Riding northbound on a mountain highway, the crisp August morning promises to become a shimmering, hazy afternoon. The motorcycle affords an open air tour of sights and scents of another fabulous White Mountain summer. I’m collecting and seasoning summer memories like dry cordwood to warm the long winter nights ahead.
I favor two-lane state highways that thread the western foothills. My ride traces NH Route 4 from Wilmot to Caanan, Route 118 north to Dorchester and Wentworth and Rt. 25 west to Warren through the upper Baker River Valley and then 118 over the southeast shoulder of Mount Waternomee to reach Rt. 112 to Kinsman Notch and Lost River in Woodstock.
As small towns awaken, I smell bacon and coffee. A screen door slams; a dog’s bark echoes. There’s dew on the hay field stubble along Rt. 4 west of Danbury. Climbing the incline north of Caanan, I smell water – a clean brook smell that vaguely reminds me of trout and ferns. Clear mountain streams are the antithesis of formerly polluted lowland rivers.
Our predecessors intentionally set-aside vast forested mountain headwaters to protect the navigability of rivers. Waterpower turned belts and pulleys of the giant textile mills which were the economic engines of New England commerce. I glance down at the road flying beneath the V-twin cylinders and gear-works powering my ride back into the storied “White Hills.”
I cross the height-of-land in Dorchester and descend to the lush Baker River valley. I smell cow manure and fresh-cut hay. Working agriculture persists on the best soils of the remaining farms. That smell conjures memories of a now-vanished family farm I had visited as a child. I associate that cow manure smell with the honest labor of our great-grandparents all across rural America.
Above the Mount Moosilaukee Ravine Lodge road off Rt. 118, the smell of warm balsam fir and spruce needles is comforting. A roadside pullout with a cut vista offers the most stunning view of the Franconia Ridge. Upon reaching Rt. 112 below Lost River, I smell woodsmoke. The smell is immediately alarming, a whiff of early winter in mid-August.
At the turn of the century, the smell of wood smoke in these mountains was a grim fact of life. Disastrous fires raged through cut-over stumps and dry logging slash in the mountains in July 1886 and again in May 1897. During the drought of May 1903, 200,000 acres of tinder-dry timberlands burned before rains arrived on June 9. Huge fires encircled Whitefield and Groveton with showers of fine ash falling on the verandas of the grand resort hotels. Residents of Concord 75 miles to the south complained of smoke and ash. It is said that in Manchester, hanging laundry yellowed in the soot from these forest fires.
The 1903 fires were not a death knell, but the very ashes from which the National Forest emerged like a Phoenix. Eight years later, The Weeks Act was signed into law by President Taft on March 1, 1911 to authorize federal purchase of the logged-over private timberlands.
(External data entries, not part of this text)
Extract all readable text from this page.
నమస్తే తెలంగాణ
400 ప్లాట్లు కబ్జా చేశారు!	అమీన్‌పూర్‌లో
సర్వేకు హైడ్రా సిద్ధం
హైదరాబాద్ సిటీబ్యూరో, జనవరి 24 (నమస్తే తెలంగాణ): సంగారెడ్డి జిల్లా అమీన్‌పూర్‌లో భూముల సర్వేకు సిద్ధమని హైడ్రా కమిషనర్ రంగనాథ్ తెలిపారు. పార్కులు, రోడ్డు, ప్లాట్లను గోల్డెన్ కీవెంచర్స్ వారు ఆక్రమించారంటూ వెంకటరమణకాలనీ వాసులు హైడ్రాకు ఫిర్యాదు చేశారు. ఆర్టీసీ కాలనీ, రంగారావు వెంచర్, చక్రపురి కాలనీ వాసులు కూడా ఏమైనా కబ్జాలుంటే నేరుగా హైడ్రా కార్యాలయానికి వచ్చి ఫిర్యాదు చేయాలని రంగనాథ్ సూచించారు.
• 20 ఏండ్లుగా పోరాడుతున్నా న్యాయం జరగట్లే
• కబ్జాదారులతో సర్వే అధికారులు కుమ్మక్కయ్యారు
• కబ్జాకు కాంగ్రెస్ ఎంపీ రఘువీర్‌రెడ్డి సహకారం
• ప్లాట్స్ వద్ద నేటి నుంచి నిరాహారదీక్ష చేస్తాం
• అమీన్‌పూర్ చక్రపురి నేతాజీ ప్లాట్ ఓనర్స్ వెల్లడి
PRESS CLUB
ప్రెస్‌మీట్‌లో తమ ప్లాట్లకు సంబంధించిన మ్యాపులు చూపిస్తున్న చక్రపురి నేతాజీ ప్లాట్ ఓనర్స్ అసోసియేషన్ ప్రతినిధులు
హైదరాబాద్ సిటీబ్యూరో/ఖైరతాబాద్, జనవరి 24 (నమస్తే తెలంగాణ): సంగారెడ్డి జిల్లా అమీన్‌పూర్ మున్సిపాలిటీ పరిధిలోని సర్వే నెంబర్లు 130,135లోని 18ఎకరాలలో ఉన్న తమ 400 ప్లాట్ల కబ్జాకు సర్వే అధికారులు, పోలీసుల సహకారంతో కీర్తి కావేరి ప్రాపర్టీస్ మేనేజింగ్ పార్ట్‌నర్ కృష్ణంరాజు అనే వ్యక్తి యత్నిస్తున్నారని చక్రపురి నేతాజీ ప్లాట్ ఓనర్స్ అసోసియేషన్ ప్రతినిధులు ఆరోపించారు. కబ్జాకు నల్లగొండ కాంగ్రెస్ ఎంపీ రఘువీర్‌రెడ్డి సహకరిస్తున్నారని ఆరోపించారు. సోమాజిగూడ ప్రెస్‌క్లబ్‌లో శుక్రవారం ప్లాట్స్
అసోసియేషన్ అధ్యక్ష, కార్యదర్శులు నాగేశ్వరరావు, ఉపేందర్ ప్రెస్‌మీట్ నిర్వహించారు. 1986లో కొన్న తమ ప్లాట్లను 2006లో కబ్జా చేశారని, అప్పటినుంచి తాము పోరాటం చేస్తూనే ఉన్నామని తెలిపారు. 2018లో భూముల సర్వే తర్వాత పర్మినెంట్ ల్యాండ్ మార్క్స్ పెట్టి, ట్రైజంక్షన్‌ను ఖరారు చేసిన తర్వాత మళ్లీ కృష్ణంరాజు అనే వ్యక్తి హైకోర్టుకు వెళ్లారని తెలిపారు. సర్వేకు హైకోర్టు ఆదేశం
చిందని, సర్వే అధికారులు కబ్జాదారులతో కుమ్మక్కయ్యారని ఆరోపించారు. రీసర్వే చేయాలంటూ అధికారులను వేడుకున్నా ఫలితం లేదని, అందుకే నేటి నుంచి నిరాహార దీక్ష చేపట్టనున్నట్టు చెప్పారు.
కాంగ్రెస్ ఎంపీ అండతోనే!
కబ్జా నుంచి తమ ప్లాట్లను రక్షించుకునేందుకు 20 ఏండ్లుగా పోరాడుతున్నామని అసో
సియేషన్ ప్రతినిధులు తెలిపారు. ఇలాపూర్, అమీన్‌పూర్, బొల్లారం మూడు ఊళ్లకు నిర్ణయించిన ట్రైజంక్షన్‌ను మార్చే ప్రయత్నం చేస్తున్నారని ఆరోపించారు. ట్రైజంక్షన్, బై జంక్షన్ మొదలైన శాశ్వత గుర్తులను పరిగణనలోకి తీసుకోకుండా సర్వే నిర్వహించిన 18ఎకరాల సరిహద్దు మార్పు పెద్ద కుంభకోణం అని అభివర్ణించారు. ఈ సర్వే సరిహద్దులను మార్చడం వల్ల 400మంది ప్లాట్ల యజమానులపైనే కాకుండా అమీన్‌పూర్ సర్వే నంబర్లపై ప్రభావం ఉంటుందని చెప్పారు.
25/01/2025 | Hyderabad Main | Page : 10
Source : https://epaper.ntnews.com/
The National Forest is a particularly appropriate destination during this centennial anniversary of the “Weeks Act” which created the White Mountain National Forest and 51 other eastern National Forests in 26 states by acquiring over 20 million acres of forestland including nearly 800,000 acres in New Hampshire and Maine. The Weeks Act gave the federal government the authority to purchase private land in the interest of protecting the headwaters of navigable streams. The Weeks Act was named for its sponsor, John Wingate Weeks, a native of Lancaster, NH and then a Massachusetts Congressman.
The smoke I smelled along the Lost River was from breakfast campfires at a family campground – among dozens of excellent public and private campgrounds located throughout the region. Summer visitors rekindle the coals of late night ghost stories and marshmallow S’mores for pancakes, bacon and eggs. Haunting tales of old ghosts seem almost as improbable as fantastical tales of once-devastated, blackened mountains: scary and unbelievable in bright light of a recent August morning.
The scent of summer smoke in the hills is now the smell of summer tourism dollars, the scent of happy childhood memories of time well-spent on family camping trips. We’re fortunate to live here. Henry David Thoreau would recognize and certainly appreciate these mountains even some 160 years after penning his quote: “I long for wildness… Woods where the wood thrush forever sings, where the hours are early morning ones, and there is dew on the grass, and the day is forever unproven… a New Hampshire Everlasting and Unfallen.”